My father’s widowed mother struggled to support her 7 children, they ate if she earned that day, and was a stickler for routine; a 7 day rotating menu constrained by War time rationing.

Mr Z’s food restriction comes from his autism - routine and familiarity being very important, tempered with “feel” phobias (eg don’t like sauce in food or pink meat) and limited childhood food experience - war time and isolated farm & parents hopeless farmers.

Was interesting to see them with a mango. Dad chased it round his plate for half an hour until finally pushing it away. Mr Z did the same, but as we have a mango orchard with the juice getting on his hands, he finally ate a bit, now will have it occasionally. Both came from poor circumstances. Their restrictive diets affected their health.

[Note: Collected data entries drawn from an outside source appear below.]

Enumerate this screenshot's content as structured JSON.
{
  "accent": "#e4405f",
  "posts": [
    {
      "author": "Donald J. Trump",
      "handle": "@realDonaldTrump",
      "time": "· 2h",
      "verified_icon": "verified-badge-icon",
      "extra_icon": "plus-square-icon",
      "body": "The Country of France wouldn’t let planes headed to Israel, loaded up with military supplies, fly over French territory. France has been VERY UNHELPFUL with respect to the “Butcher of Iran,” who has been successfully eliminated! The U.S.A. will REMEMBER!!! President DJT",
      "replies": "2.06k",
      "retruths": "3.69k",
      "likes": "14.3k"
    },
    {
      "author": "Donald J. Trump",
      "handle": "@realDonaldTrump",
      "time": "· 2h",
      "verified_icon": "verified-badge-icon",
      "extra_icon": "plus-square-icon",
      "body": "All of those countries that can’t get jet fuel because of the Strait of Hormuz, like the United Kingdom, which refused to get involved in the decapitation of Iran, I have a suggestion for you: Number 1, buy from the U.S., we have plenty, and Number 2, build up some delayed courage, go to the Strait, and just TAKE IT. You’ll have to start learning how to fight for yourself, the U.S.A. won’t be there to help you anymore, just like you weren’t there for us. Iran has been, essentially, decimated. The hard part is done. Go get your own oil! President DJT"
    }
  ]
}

If we eat out (rare), I have to look for somewhere that will do Bangers & Mash type meals and choose something less interesting (to me) or put up with constant “how can you eat that s%!#?” They also have to be able to alter a meal - remove sauce, overcook meat, limit ingredients. Functions (set plated menu) are a nightmare. Autism - noise, unfamiliar surrounds, etc and he will walk out. Not many places cater, or are suitable, to the autistic.


#5

When my kids were little I always insisted they try new foods. They did not have to like it but they did have to try it. Often their noses turned up but almost as often they found they really liked the offering.